This is an interface to construct fractal Iterated Functions Sets, with a "polysimilar" twist. Drag boxes, iterate functions, make ferns, dragons and fern-dragons !
It was submitted to the "Summer of Math Exposition" by 3blue1brown. If you just want the exposition and you don't want to use the interface, skip the "installation" part and just read the exposition bellow.
To use the interface, you need to have python with the libraries cv2 and pySimpleGUi. Download the two code files from the code directory of this git and save them in the same directory. You shall then compile the file "polysimilar_ui.py" with Python from this directory. For example, with Anaconda, set a terminal in the directory and do:
"anaconda path"/anaconda3/bin/python "directory path"/polysimilar_ui.py
You can also execute the file it from an IDE but don't forget to set the console in the files's directory ! If you want to modify the anvils, get more anvils and more maps, you have to edit the polysimilar_ui.py file, after the "" if name="main" "" at the end.
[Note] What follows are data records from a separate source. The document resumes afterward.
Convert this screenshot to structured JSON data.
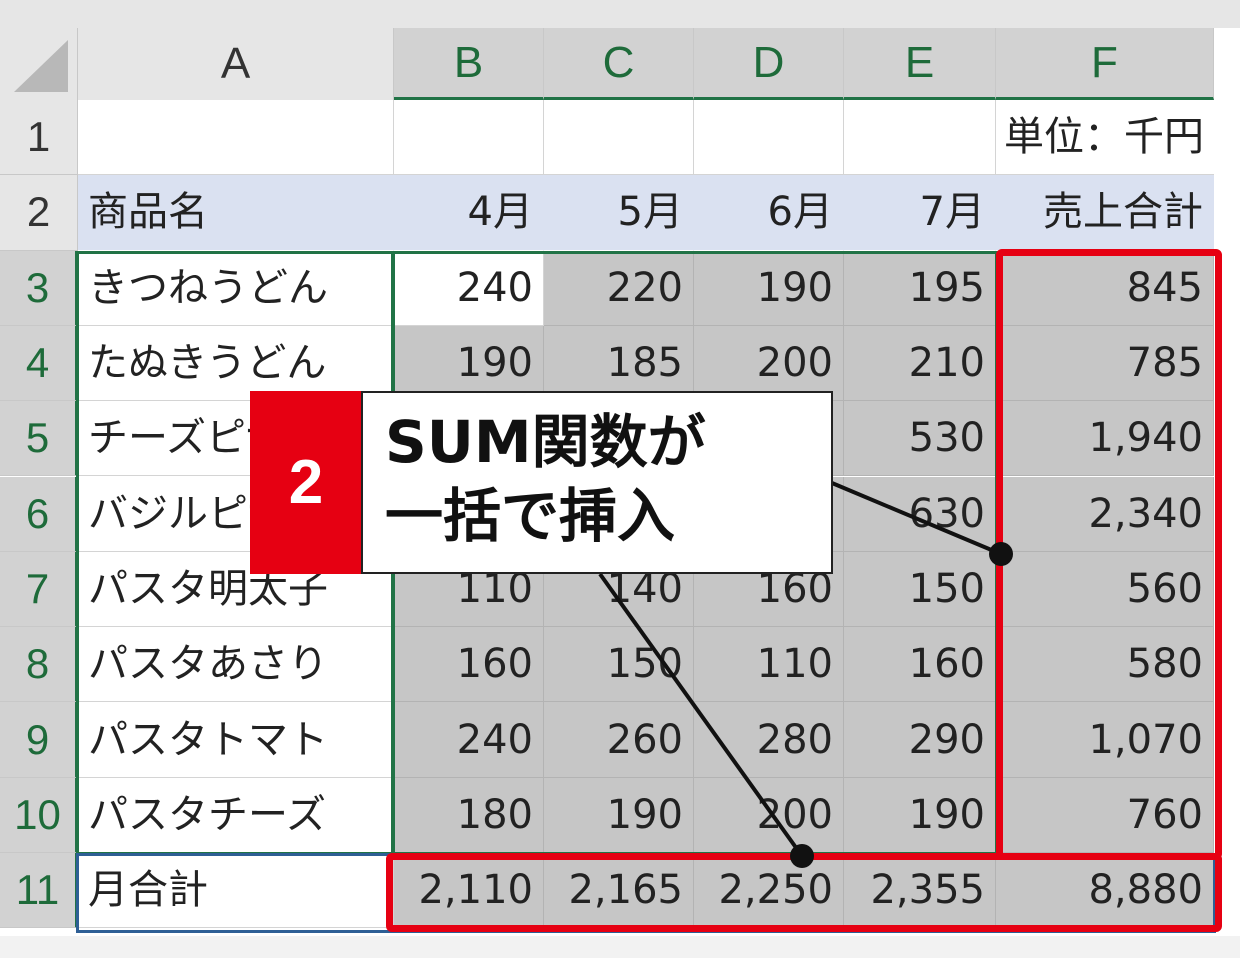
{
  "columns": [
    "A",
    "B",
    "C",
    "D",
    "E",
    "F"
  ],
  "rows": [
    "1",
    "2",
    "3",
    "4",
    "5",
    "6",
    "7",
    "8",
    "9",
    "10",
    "11"
  ],
  "unit_label": "単位：千円",
  "header": {
    "product": "商品名",
    "months": [
      "4月",
      "5月",
      "6月",
      "7月"
    ],
    "total": "売上合計"
  },
  "products": [
    {
      "name": "きつねうどん",
      "values": [
        "240",
        "220",
        "190",
        "195"
      ],
      "total": "845"
    },
    {
      "name": "たぬきうどん",
      "values": [
        "190",
        "185",
        "200",
        "210"
      ],
      "total": "785"
    },
    {
      "name": "チーズピザ",
      "values": [
        "",
        "",
        "",
        "530"
      ],
      "total": "1,940"
    },
    {
      "name": "バジルピザ",
      "values": [
        "",
        "",
        "",
        "630"
      ],
      "total": "2,340"
    },
    {
      "name": "パスタ明太子",
      "values": [
        "110",
        "140",
        "160",
        "150"
      ],
      "total": "560"
    },
    {
      "name": "パスタあさり",
      "values": [
        "160",
        "150",
        "110",
        "160"
      ],
      "total": "580"
    },
    {
      "name": "パスタトマト",
      "values": [
        "240",
        "260",
        "280",
        "290"
      ],
      "total": "1,070"
    },
    {
      "name": "パスタチーズ",
      "values": [
        "180",
        "190",
        "200",
        "190"
      ],
      "total": "760"
    }
  ],
  "monthly_total": {
    "label": "月合計",
    "values": [
      "2,110",
      "2,165",
      "2,250",
      "2,355"
    ],
    "total": "8,880"
  },
  "callout": {
    "step": "2",
    "line1": "SUM関数が",
    "line2": "一括で挿入"
  },
  "colors": {
    "selection": "#c6c6c6",
    "header_fill": "#dae1f1",
    "excel_green": "#217346",
    "highlight_red": "#e60012"
  }
}
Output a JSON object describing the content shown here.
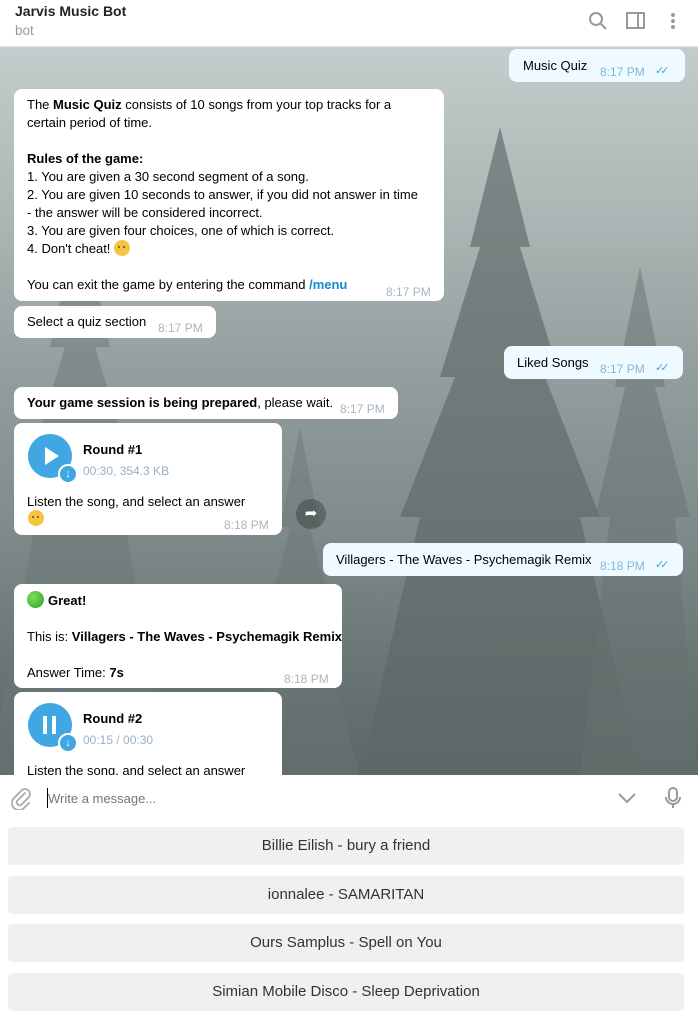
{
  "header": {
    "title": "Jarvis Music Bot",
    "subtitle": "bot"
  },
  "icons": {
    "search": "search-icon",
    "sidebar": "sidebar-toggle-icon",
    "menu": "more-vertical-icon",
    "attach": "paperclip-icon",
    "keyboard": "chevron-down-icon",
    "mic": "microphone-icon",
    "share": "share-icon"
  },
  "messages": {
    "m1": {
      "text": "Music Quiz",
      "time": "8:17 PM"
    },
    "m2": {
      "intro_pre": "The ",
      "intro_bold": "Music Quiz",
      "intro_post": " consists of 10 songs from your top tracks for a",
      "intro_line2": "certain period of time.",
      "rules_title": "Rules of the game:",
      "rule1": "1. You are given a 30 second segment of a song.",
      "rule2a": "2. You are given 10 seconds to answer, if you did not answer in time",
      "rule2b": "- the answer will be considered incorrect.",
      "rule3": "3. You are given four choices, one of which is correct.",
      "rule4": "4. Don't cheat!",
      "exit_pre": "You can exit the game by entering the command ",
      "exit_cmd": "/menu",
      "time": "8:17 PM"
    },
    "m3": {
      "text": "Select a quiz section",
      "time": "8:17 PM"
    },
    "m4": {
      "text": "Liked Songs",
      "time": "8:17 PM"
    },
    "m5": {
      "bold": "Your game session is being prepared",
      "rest": ", please wait.",
      "time": "8:17 PM"
    },
    "m6": {
      "title": "Round #1",
      "meta": "00:30, 354.3 KB",
      "caption": "Listen the song, and select an answer",
      "time": "8:18 PM"
    },
    "m7": {
      "text": "Villagers - The Waves - Psychemagik Remix",
      "time": "8:18 PM"
    },
    "m8": {
      "great": "Great!",
      "this_is": "This is: ",
      "song": "Villagers - The Waves - Psychemagik Remix",
      "answer_label": "Answer Time: ",
      "answer_value": "7s",
      "time": "8:18 PM"
    },
    "m9": {
      "title": "Round #2",
      "meta": "00:15 / 00:30",
      "caption": "Listen the song, and select an answer"
    }
  },
  "composer": {
    "placeholder": "Write a message..."
  },
  "keyboard": {
    "options": [
      "Billie Eilish - bury a friend",
      "ionnalee - SAMARITAN",
      "Ours Samplus - Spell on You",
      "Simian Mobile Disco - Sleep Deprivation"
    ]
  }
}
Let's zoom in on a fractal. I call it the "Griffin" :
Here is how the Griffin was forged:
But how does it work ? The forge is a tool to make "Iterated Function Set" (IFS). Remember what happens when you put two mirrors in front of each other, or when you display your screen, on your screen.
Iterated Function Sets are created the same way. The two boxes we dragged are the "mirror". They contain a copy of the full image (contained in the black box). At each passing millisecond, the full image is resised and copied in both of the two boxes. You can also see it step by step :
Here is another example : the fern (inspired by the "Barnsley fern").
It disapears ! The reason for this fading is both mathematical and numerical. The numerical explication : when an image is resized, some black pixels are mixed with some purple pixels. This makes a slightly darker pixel. If it does not overlap with another darker pixel, this will get darker and darker, and fade to nothing. The mathematical explanation : the two boxes define two affine maps f and g. The IFS is defined as the set of limit points of sequences h1(h2(h3(h4(...(x0)...) for any initial point x0 and where the hi are either f and g. It is a subset of the plane. We could compute this subspace area... and in the case of the fern, the area is zero : if we could look at this set, we would see... nothing. Meanwhile, the Griffin has nonzero area, and does not fade. What we see just before the fern fades is close to what would see a mathematical entity capable of sensing infinitely small points.
Of course you don't want your fractal to disapear during the manipulation so I put an "anti-fading" effect which is activated when you drag the boxes. Anti-fading has the side-effect of making the fractal appear more "raw". If you want to refine your fractal, you can click on iterate a few times after you choose the boxes positions. You may then click on on of the boxe's edges to activate anti-fading and brighten the image.
What about the "polysimilar" twist ? As 3Blue1Brown puts it, real-life fractals are "typically not self-similar". I wanted to forge fractals which are closer to real live. Here is an example, which I call the fern-dragon :
Under the fern image, two of the maps have for origin "B", and the first has for origin "A". This means that, at each iteration, instead of copying the image A in the two upper boxes, we copy the image of the fractal B ! The larger box still contains a copy of A. Saddly, the ferndragon is ultimately self-similar:
What if we set the origin of one of the B maps to be A ? We get the Fern-Shell :
It's still kinda self-similar, but in a more complex way than usual IFS. I call this "polysimilar fractals". With enough images, we can probably forge lots of original fractals: bugs, spaceships, bugs driving spaceships.
The infinite zoom uses the polysimilarity to construct arbitrarily precise images. When you zoom in, regular bumps happen when the next image is computed. You'll see that the zoom is not consistent if your fractal was touching the border of the image in the editor. This is very normal : the fractal is not a real polysimilar IFS if some part of the image is cut by the boundary. If you draged some of the lateral points of the boxes, you introduced some distortion : the function corresponding to the box is no more a similarity. At some point of the zoom, the image may become blurry. Another issue: if too many branches of the fractal overlap in your window, the zooming will become very slow. Finally, if one of the boxes in the forge is bigger than the image, the zooming code will fail to increase precision by decomposing the fractal in sub-parts, and the programm will crash by stack overflow. The smaller your boxes, the faster the zooming.
When you iterate without the anti-fading, by clicking on the "iterate" button, the color changes. This is purely a consequence of the functions of OpenCV used in the code : when we glue an image, the function used is "bitwise or". This is a computationally efficient operation: the color of a pixel is composed of three 8-bit numbers (Blue, Green, Red in OpenCV, RGB in most other programms). When we do the "bitwise or" operation on two pixels of different colors (at the intersection of two boxes), the B, G and R values of the colors increase, and the resulting color is brighter.